Through the lens of three suicides by “remarkably” talented individuals, Sidney Blatt differentiates productive treatment of depression for “anaclitic” patients, who are “preoccupied with the quality of their interpersonal relationships,” from effective treatment for patients with an “introjective form of psychopathology,” or the self-critics who are high-level perfectionists. The former respond relatively well to “brief treatments” while the latter (that’s me) do not…but they/we do respond to long-term, intensive treatment.

It’s a dense article and I’m still connecting all the dots, but the closing paragraph recaps the most important point:

“…perfectionistic, highly self-critical individuals who have intense investment in issues of self-definition, self-control, and self-worth, although relatively unresponsive to a number of different forms of short-term treatment including medication, appear to be quite responsive to long-term, intensive, psychodynamiocally oriented therapy in both inpatient and outpatient settings.”

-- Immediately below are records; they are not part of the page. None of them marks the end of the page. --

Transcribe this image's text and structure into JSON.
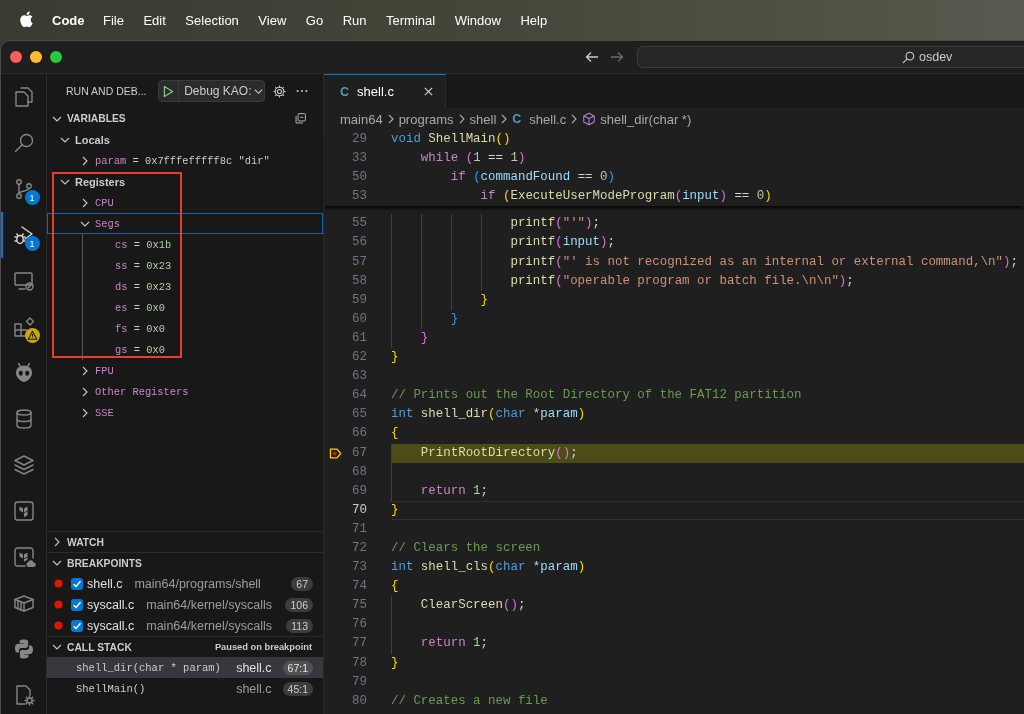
{
  "menu_bar": {
    "app_name": "Code",
    "menus": [
      "File",
      "Edit",
      "Selection",
      "View",
      "Go",
      "Run",
      "Terminal",
      "Window",
      "Help"
    ]
  },
  "title_bar": {
    "navigation": [
      {
        "kind": "back",
        "disabled": false
      },
      {
        "kind": "forward",
        "disabled": true
      }
    ],
    "command_center": {
      "label": "osdev"
    }
  },
  "activity_bar": {
    "items": [
      {
        "kind": "files",
        "selected": false,
        "warning": false
      },
      {
        "kind": "search",
        "selected": false,
        "warning": false
      },
      {
        "kind": "branch",
        "selected": false,
        "warning": false,
        "badge": "1"
      },
      {
        "kind": "debug",
        "selected": true,
        "warning": false,
        "badge": "1"
      },
      {
        "kind": "remote",
        "selected": false,
        "warning": false
      },
      {
        "kind": "extensions",
        "selected": false,
        "warning": true
      },
      {
        "kind": "alien",
        "selected": false,
        "warning": false
      },
      {
        "kind": "database",
        "selected": false,
        "warning": false
      },
      {
        "kind": "layers",
        "selected": false,
        "warning": false
      },
      {
        "kind": "tile",
        "selected": false,
        "warning": false
      },
      {
        "kind": "tile-cloud",
        "selected": false,
        "warning": false
      },
      {
        "kind": "container",
        "selected": false,
        "warning": false
      },
      {
        "kind": "snakes",
        "selected": false,
        "warning": false
      },
      {
        "kind": "file-gear",
        "selected": false,
        "warning": false
      }
    ]
  },
  "sidebar": {
    "title": "RUN AND DEB...",
    "debug_config": {
      "label": "Debug KAO:"
    },
    "variables": {
      "title": "VARIABLES",
      "expanded": true,
      "scopes": [
        {
          "label": "Locals",
          "expanded": true,
          "outlined": false,
          "children": [
            {
              "name": "param",
              "separator": " = ",
              "value": "0x7fffefffff8c \"dir\"",
              "kind": "pointer",
              "expanded": false,
              "focused": false
            }
          ]
        },
        {
          "label": "Registers",
          "expanded": true,
          "outlined": true,
          "children": [
            {
              "label": "CPU",
              "expanded": false,
              "focused": false
            },
            {
              "label": "Segs",
              "expanded": true,
              "focused": true,
              "children": [
                {
                  "name": "cs",
                  "separator": " = ",
                  "value": "0x1b",
                  "kind": "number"
                },
                {
                  "name": "ss",
                  "separator": " = ",
                  "value": "0x23",
                  "kind": "number"
                },
                {
                  "name": "ds",
                  "separator": " = ",
                  "value": "0x23",
                  "kind": "number"
                },
                {
                  "name": "es",
                  "separator": " = ",
                  "value": "0x0",
                  "kind": "number"
                },
                {
                  "name": "fs",
                  "separator": " = ",
                  "value": "0x0",
                  "kind": "number"
                },
                {
                  "name": "gs",
                  "separator": " = ",
                  "value": "0x0",
                  "kind": "number"
                }
              ]
            },
            {
              "label": "FPU",
              "expanded": false,
              "focused": false
            },
            {
              "label": "Other Registers",
              "expanded": false,
              "focused": false
            },
            {
              "label": "SSE",
              "expanded": false,
              "focused": false
            }
          ]
        }
      ]
    },
    "watch": {
      "title": "WATCH",
      "expanded": false
    },
    "breakpoints": {
      "title": "BREAKPOINTS",
      "expanded": true,
      "items": [
        {
          "file": "shell.c",
          "path": "main64/programs/shell",
          "line": "67",
          "checked": true
        },
        {
          "file": "syscall.c",
          "path": "main64/kernel/syscalls",
          "line": "106",
          "checked": true
        },
        {
          "file": "syscall.c",
          "path": "main64/kernel/syscalls",
          "line": "113",
          "checked": true
        }
      ]
    },
    "call_stack": {
      "title": "CALL STACK",
      "expanded": true,
      "status": "Paused on breakpoint",
      "frames": [
        {
          "name": "shell_dir(char * param)",
          "file": "shell.c",
          "position": "67:1",
          "selected": true
        },
        {
          "name": "ShellMain()",
          "file": "shell.c",
          "position": "45:1",
          "selected": false
        }
      ]
    }
  },
  "editor": {
    "tabs": [
      {
        "file_icon": "C",
        "label": "shell.c",
        "selected": true
      }
    ],
    "breadcrumbs": [
      {
        "label": "main64",
        "kind": "folder"
      },
      {
        "label": "programs",
        "kind": "folder"
      },
      {
        "label": "shell",
        "kind": "folder"
      },
      {
        "label": "shell.c",
        "kind": "file",
        "file_icon": "C"
      },
      {
        "label": "shell_dir(char *)",
        "kind": "symbol"
      }
    ],
    "sticky_lines": [
      {
        "number": "29",
        "tokens": [
          {
            "text": "void ",
            "kind": "type"
          },
          {
            "text": "ShellMain",
            "kind": "function"
          },
          {
            "text": "()",
            "kind": "bracket1"
          }
        ]
      },
      {
        "number": "33",
        "tokens": [
          {
            "text": "    while ",
            "kind": "keyword"
          },
          {
            "text": "(",
            "kind": "bracket2"
          },
          {
            "text": "1",
            "kind": "number"
          },
          {
            "text": " == ",
            "kind": "plain"
          },
          {
            "text": "1",
            "kind": "number"
          },
          {
            "text": ")",
            "kind": "bracket2"
          }
        ]
      },
      {
        "number": "50",
        "tokens": [
          {
            "text": "        if ",
            "kind": "keyword"
          },
          {
            "text": "(",
            "kind": "bracket3"
          },
          {
            "text": "commandFound",
            "kind": "variable"
          },
          {
            "text": " == ",
            "kind": "plain"
          },
          {
            "text": "0",
            "kind": "number"
          },
          {
            "text": ")",
            "kind": "bracket3"
          }
        ]
      },
      {
        "number": "53",
        "tokens": [
          {
            "text": "            if ",
            "kind": "keyword"
          },
          {
            "text": "(",
            "kind": "bracket1"
          },
          {
            "text": "ExecuteUserModeProgram",
            "kind": "function"
          },
          {
            "text": "(",
            "kind": "bracket2"
          },
          {
            "text": "input",
            "kind": "variable"
          },
          {
            "text": ")",
            "kind": "bracket2"
          },
          {
            "text": " == ",
            "kind": "plain"
          },
          {
            "text": "0",
            "kind": "number"
          },
          {
            "text": ")",
            "kind": "bracket1"
          }
        ]
      }
    ],
    "lines": [
      {
        "number": "55",
        "paused": false,
        "current": false,
        "tokens": [
          {
            "text": "                printf",
            "kind": "function"
          },
          {
            "text": "(",
            "kind": "bracket2"
          },
          {
            "text": "\"'\"",
            "kind": "string"
          },
          {
            "text": ")",
            "kind": "bracket2"
          },
          {
            "text": ";",
            "kind": "plain"
          }
        ]
      },
      {
        "number": "56",
        "paused": false,
        "current": false,
        "tokens": [
          {
            "text": "                printf",
            "kind": "function"
          },
          {
            "text": "(",
            "kind": "bracket2"
          },
          {
            "text": "input",
            "kind": "variable"
          },
          {
            "text": ")",
            "kind": "bracket2"
          },
          {
            "text": ";",
            "kind": "plain"
          }
        ]
      },
      {
        "number": "57",
        "paused": false,
        "current": false,
        "tokens": [
          {
            "text": "                printf",
            "kind": "function"
          },
          {
            "text": "(",
            "kind": "bracket2"
          },
          {
            "text": "\"' is not recognized as an internal or external command,\\n\"",
            "kind": "string"
          },
          {
            "text": ")",
            "kind": "bracket2"
          },
          {
            "text": ";",
            "kind": "plain"
          }
        ]
      },
      {
        "number": "58",
        "paused": false,
        "current": false,
        "tokens": [
          {
            "text": "                printf",
            "kind": "function"
          },
          {
            "text": "(",
            "kind": "bracket2"
          },
          {
            "text": "\"operable program or batch file.\\n\\n\"",
            "kind": "string"
          },
          {
            "text": ")",
            "kind": "bracket2"
          },
          {
            "text": ";",
            "kind": "plain"
          }
        ]
      },
      {
        "number": "59",
        "paused": false,
        "current": false,
        "tokens": [
          {
            "text": "            }",
            "kind": "bracket1"
          }
        ]
      },
      {
        "number": "60",
        "paused": false,
        "current": false,
        "tokens": [
          {
            "text": "        }",
            "kind": "bracket3"
          }
        ]
      },
      {
        "number": "61",
        "paused": false,
        "current": false,
        "tokens": [
          {
            "text": "    }",
            "kind": "bracket2"
          }
        ]
      },
      {
        "number": "62",
        "paused": false,
        "current": false,
        "tokens": [
          {
            "text": "}",
            "kind": "bracket1"
          }
        ]
      },
      {
        "number": "63",
        "paused": false,
        "current": false
      },
      {
        "number": "64",
        "paused": false,
        "current": false,
        "tokens": [
          {
            "text": "// Prints out the Root Directory of the FAT12 partition",
            "kind": "comment"
          }
        ]
      },
      {
        "number": "65",
        "paused": false,
        "current": false,
        "tokens": [
          {
            "text": "int ",
            "kind": "type"
          },
          {
            "text": "shell_dir",
            "kind": "function"
          },
          {
            "text": "(",
            "kind": "bracket1"
          },
          {
            "text": "char ",
            "kind": "type"
          },
          {
            "text": "*",
            "kind": "plain"
          },
          {
            "text": "param",
            "kind": "variable"
          },
          {
            "text": ")",
            "kind": "bracket1"
          }
        ]
      },
      {
        "number": "66",
        "paused": false,
        "current": false,
        "tokens": [
          {
            "text": "{",
            "kind": "bracket1"
          }
        ]
      },
      {
        "number": "67",
        "paused": true,
        "current": false,
        "tokens": [
          {
            "text": "    PrintRootDirectory",
            "kind": "function"
          },
          {
            "text": "()",
            "kind": "bracket2"
          },
          {
            "text": ";",
            "kind": "plain"
          }
        ]
      },
      {
        "number": "68",
        "paused": false,
        "current": false
      },
      {
        "number": "69",
        "paused": false,
        "current": false,
        "tokens": [
          {
            "text": "    return ",
            "kind": "keyword"
          },
          {
            "text": "1",
            "kind": "number"
          },
          {
            "text": ";",
            "kind": "plain"
          }
        ]
      },
      {
        "number": "70",
        "paused": false,
        "current": true,
        "tokens": [
          {
            "text": "}",
            "kind": "bracket1"
          }
        ]
      },
      {
        "number": "71",
        "paused": false,
        "current": false
      },
      {
        "number": "72",
        "paused": false,
        "current": false,
        "tokens": [
          {
            "text": "// Clears the screen",
            "kind": "comment"
          }
        ]
      },
      {
        "number": "73",
        "paused": false,
        "current": false,
        "tokens": [
          {
            "text": "int ",
            "kind": "type"
          },
          {
            "text": "shell_cls",
            "kind": "function"
          },
          {
            "text": "(",
            "kind": "bracket1"
          },
          {
            "text": "char ",
            "kind": "type"
          },
          {
            "text": "*",
            "kind": "plain"
          },
          {
            "text": "param",
            "kind": "variable"
          },
          {
            "text": ")",
            "kind": "bracket1"
          }
        ]
      },
      {
        "number": "74",
        "paused": false,
        "current": false,
        "tokens": [
          {
            "text": "{",
            "kind": "bracket1"
          }
        ]
      },
      {
        "number": "75",
        "paused": false,
        "current": false,
        "tokens": [
          {
            "text": "    ClearScreen",
            "kind": "function"
          },
          {
            "text": "()",
            "kind": "bracket2"
          },
          {
            "text": ";",
            "kind": "plain"
          }
        ]
      },
      {
        "number": "76",
        "paused": false,
        "current": false
      },
      {
        "number": "77",
        "paused": false,
        "current": false,
        "tokens": [
          {
            "text": "    return ",
            "kind": "keyword"
          },
          {
            "text": "1",
            "kind": "number"
          },
          {
            "text": ";",
            "kind": "plain"
          }
        ]
      },
      {
        "number": "78",
        "paused": false,
        "current": false,
        "tokens": [
          {
            "text": "}",
            "kind": "bracket1"
          }
        ]
      },
      {
        "number": "79",
        "paused": false,
        "current": false
      },
      {
        "number": "80",
        "paused": false,
        "current": false,
        "tokens": [
          {
            "text": "// Creates a new file",
            "kind": "comment"
          }
        ]
      }
    ]
  }
}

The longer description of “introjective psychopathologies” is important too because, while the article is also concerned with how society can support those individuals so they can “continue their important contributions,” I’m not in that group  of “remarkable” people for whom society should feel some collective obligation…but I am absolutely in the same clinical class, to wit:

“…a second group or configuration of disorders can be identified as introjective psychopathologies that include disorders in which primary concerns with establishing and maintaining a viable sense of self range from establishing a basic sense of separateness, to a preoccupation with autonomy and control, to more complex internalized issues of self-worth. These patients primarily use counteractive defenses (e.g., projection, rationalization, intellectualization, doing and undoing, reaction formation, and overcompensation). Introjective patients are more ideational and concerned with establishing, protecting and maintaining a viable self-concept than they are about the quality of their interpersonal relations or about achieving feelings of trust, warmth, and affection. Issues of anger and aggression, directed toward the self and/or others, are usually central to their difficulties.”

This so exactly describes me that if I were only a little more paranoid I’d think they’d looked through my records.

The question for me is: what do I do? I suspect that, almost by definition and supported by my own experimental evidence using myself as subject, being my own therapist isn’t going to work. But there’s nowhere for me to get the intense treatment the article recommends, particularly when I consider Blatt’s findings regarding the difficulty this group has  establishing a positive therapeutic relationship.